The coordinators of the show, a couple Percy and Ashley Thaba said partners develop bad habits and create destructive patterns when things are not going well in their relationships or marriages. Therefore, they explained that the show is aimed at helping people deal with real life issues in their marriages. Worried by the escalating GBV cases in Botswana the Thabas said they came up with the topic to tackle and discuss GBV for healthier marriages. Ashley said the discussion on GBV that will soon be aired on Btv would go a long way in making a difference and helping families as many women suffer at the hands of their partners. She also said a majority of people especially women are abused by their partners but they suffer in silence. She therefore challenged them to break the silence, open up and develop a talking culture.
“There is need for Batswana to develop a talking culture. Our culture does not allow us to talk things out. Even children were taught to keep quiet and not allowed to talk things out, but if we want to curb GBV we should develop a talking culture from young age,” Ashley advised.
She said a majority of men are not open in their relationships, marriages because they grew up under a culture that restricts them to open up. Ashley said there is need for children to be taught to open up, express their views from a tender age so that when faced with
“Most of the intimate partner violence cases go unreported as women who most of the time are victims do not report or open up on such abuse. Some women do not open up because they cannot afford to lose their partners or put them to jail while some fear to be victimised. However, with this talk show we want people to develop a talking culture,” she said.
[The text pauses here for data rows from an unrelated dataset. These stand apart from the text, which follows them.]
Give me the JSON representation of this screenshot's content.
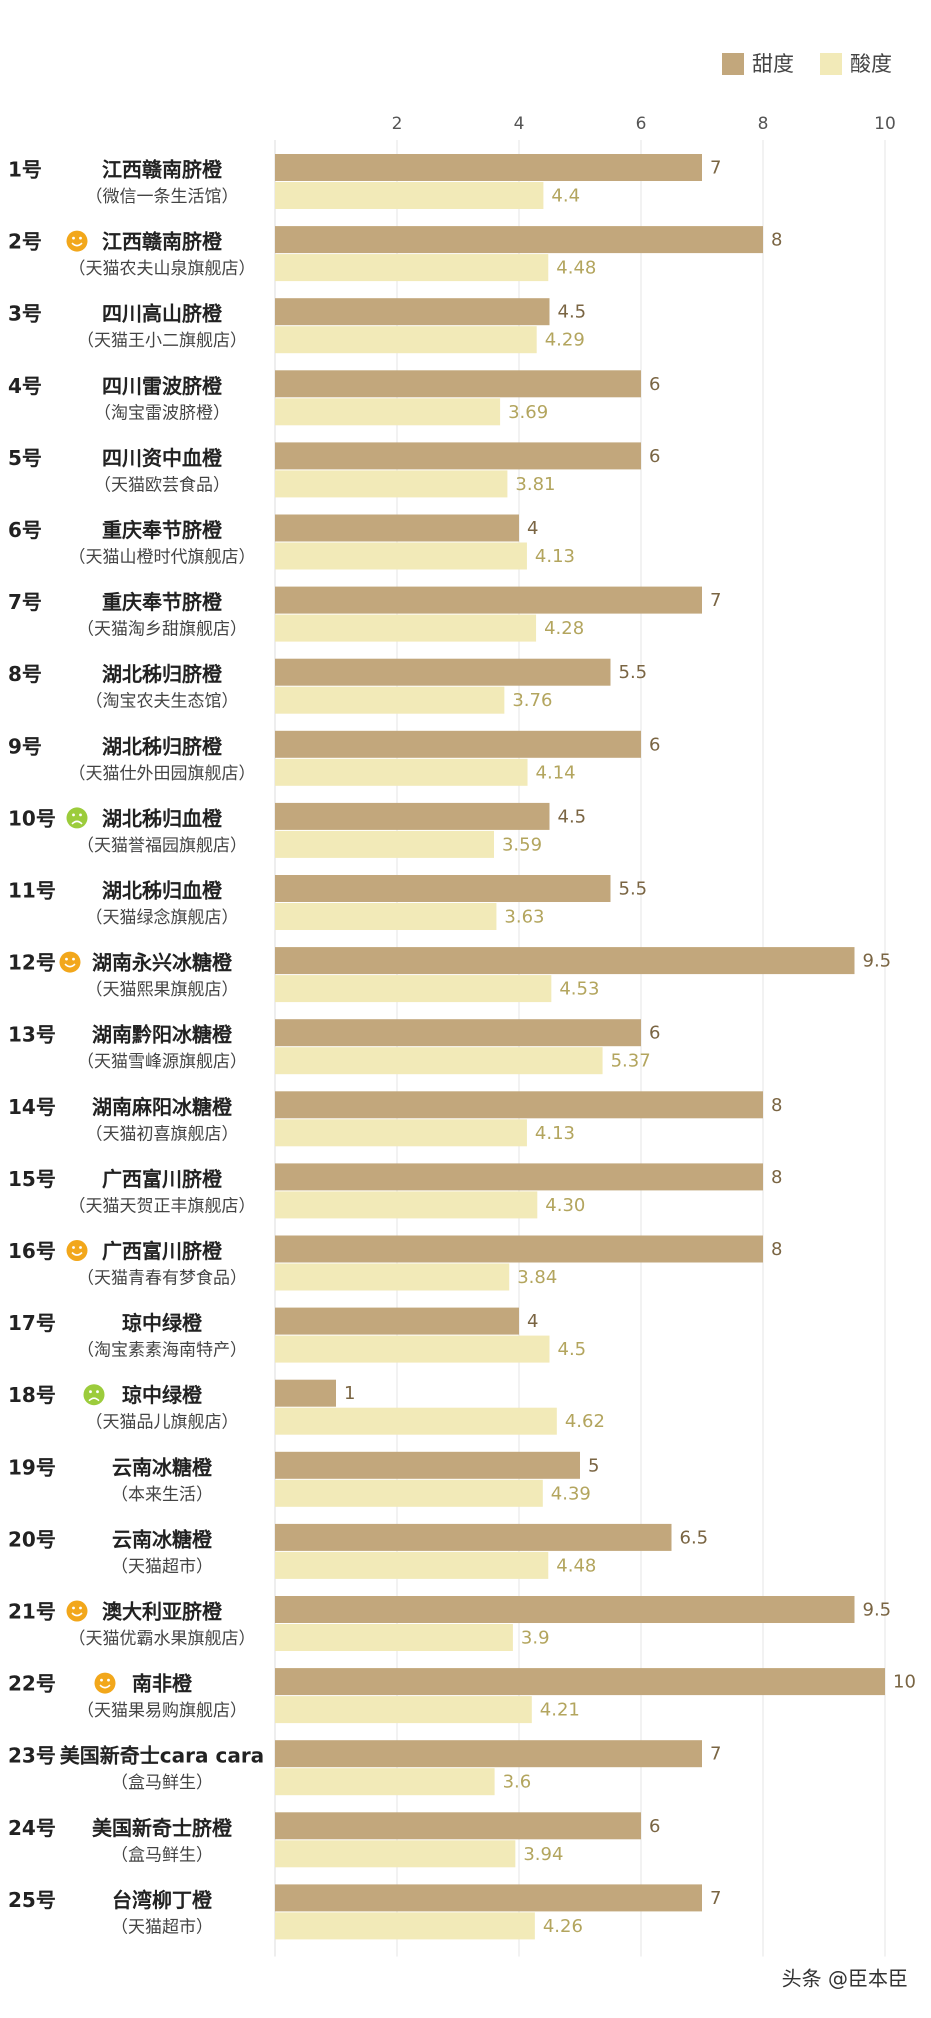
{
  "chart_data": {
    "type": "bar",
    "categories": [
      "江西赣南脐橙",
      "江西赣南脐橙",
      "四川高山脐橙",
      "四川雷波脐橙",
      "四川资中血橙",
      "重庆奉节脐橙",
      "重庆奉节脐橙",
      "湖北秭归脐橙",
      "湖北秭归脐橙",
      "湖北秭归血橙",
      "湖北秭归血橙",
      "湖南永兴冰糖橙",
      "湖南黔阳冰糖橙",
      "湖南麻阳冰糖橙",
      "广西富川脐橙",
      "广西富川脐橙",
      "琼中绿橙",
      "琼中绿橙",
      "云南冰糖橙",
      "云南冰糖橙",
      "澳大利亚脐橙",
      "南非橙",
      "美国新奇士cara cara",
      "美国新奇士脐橙",
      "台湾柳丁橙"
    ],
    "category_numbers": [
      "1号",
      "2号",
      "3号",
      "4号",
      "5号",
      "6号",
      "7号",
      "8号",
      "9号",
      "10号",
      "11号",
      "12号",
      "13号",
      "14号",
      "15号",
      "16号",
      "17号",
      "18号",
      "19号",
      "20号",
      "21号",
      "22号",
      "23号",
      "24号",
      "25号"
    ],
    "category_sources": [
      "（微信一条生活馆）",
      "（天猫农夫山泉旗舰店）",
      "（天猫王小二旗舰店）",
      "（淘宝雷波脐橙）",
      "（天猫欧芸食品）",
      "（天猫山橙时代旗舰店）",
      "（天猫淘乡甜旗舰店）",
      "（淘宝农夫生态馆）",
      "（天猫仕外田园旗舰店）",
      "（天猫誉福园旗舰店）",
      "（天猫绿念旗舰店）",
      "（天猫熙果旗舰店）",
      "（天猫雪峰源旗舰店）",
      "（天猫初喜旗舰店）",
      "（天猫天贺正丰旗舰店）",
      "（天猫青春有梦食品）",
      "（淘宝素素海南特产）",
      "（天猫品儿旗舰店）",
      "（本来生活）",
      "（天猫超市）",
      "（天猫优霸水果旗舰店）",
      "（天猫果易购旗舰店）",
      "（盒马鲜生）",
      "（盒马鲜生）",
      "（天猫超市）"
    ],
    "series": [
      {
        "name": "甜度",
        "color": "#c2a77c",
        "label_color": "#7a6543",
        "values": [
          7,
          8,
          4.5,
          6,
          6,
          4,
          7,
          5.5,
          6,
          4.5,
          5.5,
          9.5,
          6,
          8,
          8,
          8,
          4,
          1,
          5,
          6.5,
          9.5,
          10,
          7,
          6,
          7
        ]
      },
      {
        "name": "酸度",
        "color": "#f2eab8",
        "label_color": "#b3a55e",
        "values": [
          4.4,
          4.48,
          4.29,
          3.69,
          3.81,
          4.13,
          4.28,
          3.76,
          4.14,
          3.59,
          3.63,
          4.53,
          5.37,
          4.13,
          4.3,
          3.84,
          4.5,
          4.62,
          4.39,
          4.48,
          3.9,
          4.21,
          3.6,
          3.94,
          4.26
        ],
        "value_labels": [
          "4.4",
          "4.48",
          "4.29",
          "3.69",
          "3.81",
          "4.13",
          "4.28",
          "3.76",
          "4.14",
          "3.59",
          "3.63",
          "4.53",
          "5.37",
          "4.13",
          "4.30",
          "3.84",
          "4.5",
          "4.62",
          "4.39",
          "4.48",
          "3.9",
          "4.21",
          "3.6",
          "3.94",
          "4.26"
        ]
      }
    ],
    "xlim": [
      0,
      10
    ],
    "xticks": [
      2,
      4,
      6,
      8,
      10
    ],
    "grid": true,
    "legend": "top-right",
    "watermark": "头条 @臣本臣"
  }
}
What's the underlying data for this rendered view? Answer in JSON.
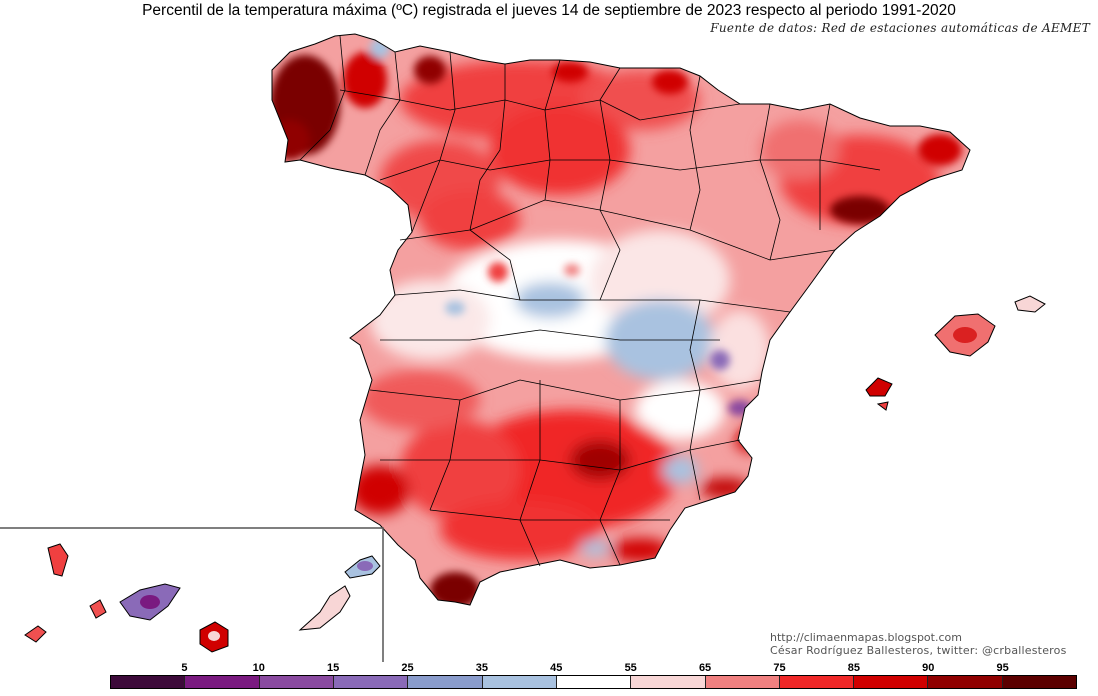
{
  "header": {
    "title": "Percentil de la temperatura máxima (ºC) registrada el jueves 14 de septiembre de 2023 respecto al periodo 1991-2020",
    "source": "Fuente de datos: Red de estaciones automáticas de AEMET"
  },
  "credits": {
    "url": "http://climaenmapas.blogspot.com",
    "author": "César Rodríguez Ballesteros, twitter: @crballesteros"
  },
  "legend": {
    "colors": [
      "#3d0a3a",
      "#7a1a80",
      "#8a4aa0",
      "#8a6ab8",
      "#8a9ccc",
      "#a9c2e0",
      "#ffffff",
      "#f8d6d6",
      "#f08080",
      "#f02828",
      "#d00000",
      "#900000",
      "#5c0000"
    ],
    "ticks": [
      "5",
      "10",
      "15",
      "25",
      "35",
      "45",
      "55",
      "65",
      "75",
      "85",
      "90",
      "95"
    ]
  }
}
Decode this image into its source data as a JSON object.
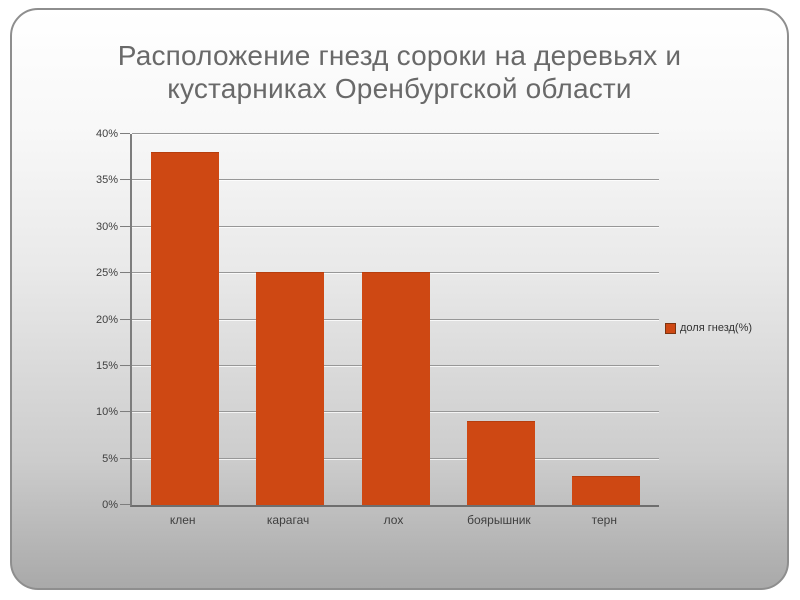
{
  "slide": {
    "title": "Расположение гнезд сороки на деревьях и кустарниках Оренбургской области"
  },
  "chart_data": {
    "type": "bar",
    "title": "Расположение гнезд сороки на деревьях и кустарниках Оренбургской области",
    "categories": [
      "клен",
      "карагач",
      "лох",
      "боярышник",
      "терн"
    ],
    "series": [
      {
        "name": "доля гнезд(%)",
        "values": [
          38,
          25,
          25,
          9,
          3
        ]
      }
    ],
    "xlabel": "",
    "ylabel": "",
    "ylim": [
      0,
      40
    ],
    "ytick_step": 5,
    "ytick_labels": [
      "0%",
      "5%",
      "10%",
      "15%",
      "20%",
      "25%",
      "30%",
      "35%",
      "40%"
    ],
    "grid": true,
    "legend_position": "right",
    "bar_color": "#ce4813"
  },
  "colors": {
    "bar": "#ce4813",
    "title_text": "#696969",
    "axis_text": "#3f3f3f",
    "gridline": "#979797",
    "card_border": "#8e8e8e",
    "card_bg_top": "#ffffff",
    "card_bg_bottom": "#a9a9a9"
  }
}
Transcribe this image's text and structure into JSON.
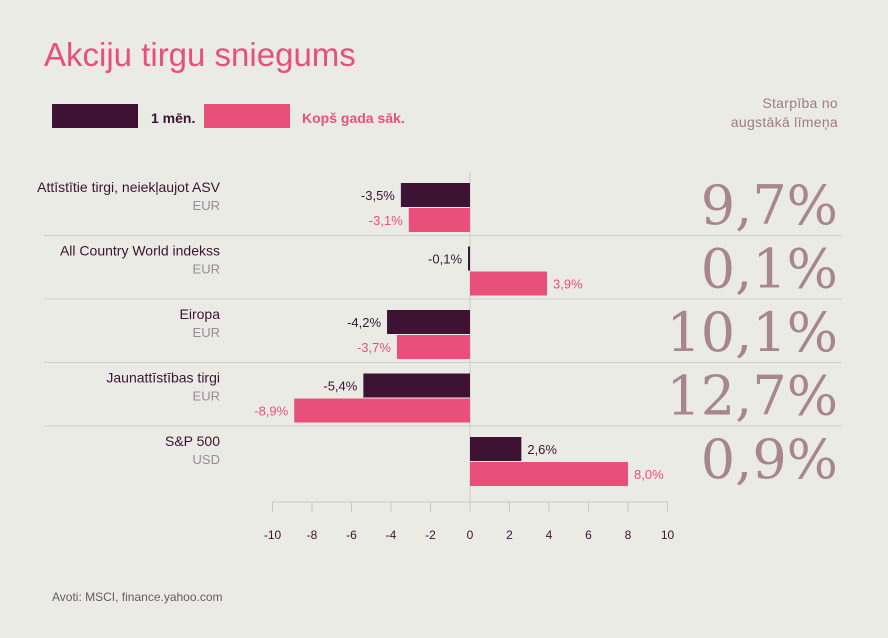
{
  "title": "Akciju tirgu sniegums",
  "legend": {
    "series_1": "1 mēn.",
    "series_2": "Kopš gada sāk."
  },
  "side_header": [
    "Starpība no",
    "augstākā līmeņa"
  ],
  "source": "Avoti: MSCI, finance.yahoo.com",
  "colors": {
    "series_1": "#3d1233",
    "series_2": "#e8507a",
    "big_value": "#a8868f",
    "background": "#ebebe6"
  },
  "chart_data": {
    "type": "bar",
    "orientation": "horizontal",
    "xlim": [
      -10,
      10
    ],
    "x_ticks": [
      "-10",
      "-8",
      "-6",
      "-4",
      "-2",
      "0",
      "2",
      "4",
      "6",
      "8",
      "10"
    ],
    "categories": [
      {
        "name": "Attīstītie tirgi, neiekļaujot ASV",
        "currency": "EUR",
        "one_month": -3.5,
        "one_month_label": "-3,5%",
        "ytd": -3.1,
        "ytd_label": "-3,1%",
        "from_high": "9,7%"
      },
      {
        "name": "All Country World indekss",
        "currency": "EUR",
        "one_month": -0.1,
        "one_month_label": "-0,1%",
        "ytd": 3.9,
        "ytd_label": "3,9%",
        "from_high": "0,1%"
      },
      {
        "name": "Eiropa",
        "currency": "EUR",
        "one_month": -4.2,
        "one_month_label": "-4,2%",
        "ytd": -3.7,
        "ytd_label": "-3,7%",
        "from_high": "10,1%"
      },
      {
        "name": "Jaunattīstības tirgi",
        "currency": "EUR",
        "one_month": -5.4,
        "one_month_label": "-5,4%",
        "ytd": -8.9,
        "ytd_label": "-8,9%",
        "from_high": "12,7%"
      },
      {
        "name": "S&P 500",
        "currency": "USD",
        "one_month": 2.6,
        "one_month_label": "2,6%",
        "ytd": 8.0,
        "ytd_label": "8,0%",
        "from_high": "0,9%"
      }
    ],
    "series": [
      {
        "name": "1 mēn.",
        "key": "one_month"
      },
      {
        "name": "Kopš gada sāk.",
        "key": "ytd"
      }
    ]
  }
}
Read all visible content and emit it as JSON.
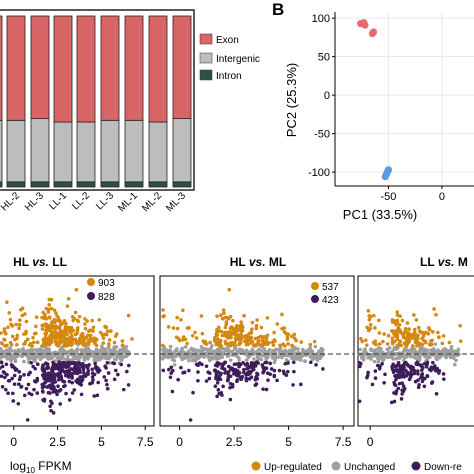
{
  "panel_labels": {
    "b": "B"
  },
  "colors": {
    "exon": "#D96666",
    "intergenic": "#BDBDBD",
    "intron": "#2F4F4A",
    "up": "#D4880F",
    "down": "#3F1D5B",
    "unchanged": "#9E9E9E",
    "pca_red": "#E8696B",
    "pca_blue": "#5B9BE0"
  },
  "chart_data": [
    {
      "type": "bar",
      "stacked": true,
      "categories": [
        "HL-2",
        "HL-3",
        "LL-1",
        "LL-2",
        "LL-3",
        "ML-1",
        "ML-2",
        "ML-3"
      ],
      "series": [
        {
          "name": "Intron",
          "values": [
            0.03,
            0.03,
            0.03,
            0.03,
            0.03,
            0.03,
            0.03,
            0.03
          ]
        },
        {
          "name": "Intergenic",
          "values": [
            0.36,
            0.37,
            0.35,
            0.35,
            0.36,
            0.36,
            0.35,
            0.37
          ]
        },
        {
          "name": "Exon",
          "values": [
            0.61,
            0.6,
            0.62,
            0.62,
            0.61,
            0.61,
            0.62,
            0.6
          ]
        }
      ],
      "legend": [
        "Exon",
        "Intergenic",
        "Intron"
      ],
      "legend_position": "right",
      "ylim": [
        0,
        1
      ]
    },
    {
      "type": "scatter",
      "panel": "B",
      "xlabel": "PC1 (33.5%)",
      "ylabel": "PC2 (25.3%)",
      "xticks": [
        "-50",
        "0"
      ],
      "yticks": [
        "100",
        "50",
        "0",
        "-50",
        "-100"
      ],
      "xlim": [
        -100,
        30
      ],
      "ylim": [
        -118,
        108
      ],
      "grid": true,
      "series": [
        {
          "color": "red",
          "points": [
            [
              -76,
              93
            ],
            [
              -73,
              94
            ],
            [
              -72,
              91
            ],
            [
              -65,
              80
            ],
            [
              -64,
              82
            ]
          ]
        },
        {
          "color": "blue",
          "points": [
            [
              -50,
              -97
            ],
            [
              -51,
              -100
            ],
            [
              -52,
              -103
            ],
            [
              -53,
              -106
            ]
          ]
        }
      ]
    },
    {
      "type": "scatter",
      "title_bold": "HL",
      "title_italic": "vs.",
      "title_end": "LL",
      "xticks": [
        "0",
        "2.5",
        "5",
        "7.5"
      ],
      "xlim": [
        -0.9,
        8
      ],
      "counts": {
        "up": "903",
        "down": "828"
      },
      "series": [
        {
          "name": "Up-regulated",
          "count": 903
        },
        {
          "name": "Unchanged"
        },
        {
          "name": "Down-regulated",
          "count": 828
        }
      ]
    },
    {
      "type": "scatter",
      "title_bold": "HL",
      "title_italic": "vs.",
      "title_end": "ML",
      "xticks": [
        "0",
        "2.5",
        "5",
        "7.5"
      ],
      "xlim": [
        -0.9,
        8
      ],
      "counts": {
        "up": "537",
        "down": "423"
      },
      "series": [
        {
          "name": "Up-regulated",
          "count": 537
        },
        {
          "name": "Unchanged"
        },
        {
          "name": "Down-regulated",
          "count": 423
        }
      ]
    },
    {
      "type": "scatter",
      "title_bold": "LL",
      "title_italic": "vs.",
      "title_end": "M",
      "xticks": [
        "0"
      ],
      "xlim": [
        -0.9,
        8
      ]
    }
  ],
  "axis_c": {
    "xlabel_base": "log",
    "xlabel_sub": "10",
    "xlabel_rest": " FPKM"
  },
  "legend_bottom": [
    "Up-regulated",
    "Unchanged",
    "Down-re"
  ]
}
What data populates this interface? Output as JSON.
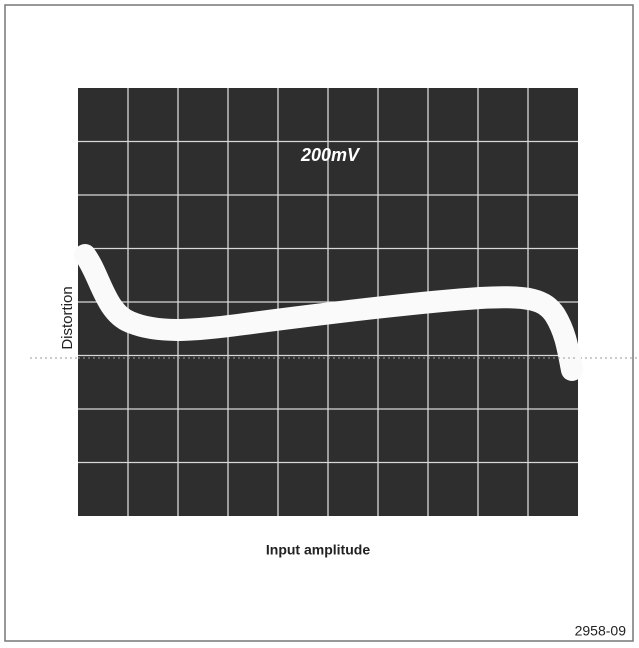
{
  "figure": {
    "screen_label": "200mV",
    "y_label": "Distortion",
    "x_label": "Input amplitude",
    "figure_number": "2958-09"
  }
}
Sharing the same sentiments, Percy said culturally as an African man he knows that husbands or males in relationships, marriages believe they are superior because they are the head of the family.
He however stated couples complement each other hence they should listen to each other despite the gender difference. He further stated that the magnitude of violence against women has tremendous negative impact on both individuals and the society as a whole.
Bonno Valencia Gaefele, a GBV survivor who was shot seven times and is currently living with bullets in her head after her late husband shot her before committing suicide, shared her experiences. She called on people who are currently in abusive relationships to open up before it was too late. The mother of two who said she got married at a young age called on parents to listen to their children especially when disclosing to them their marriage problems and react on time.
“I was sent back to my husband by my own mother despite disclosing to her the abuse that I was suffering at the hands of my husband. She was even against the idea of divorce stating that it will bring shame to her home up until I was shot and nearly killed,” Gaefele said.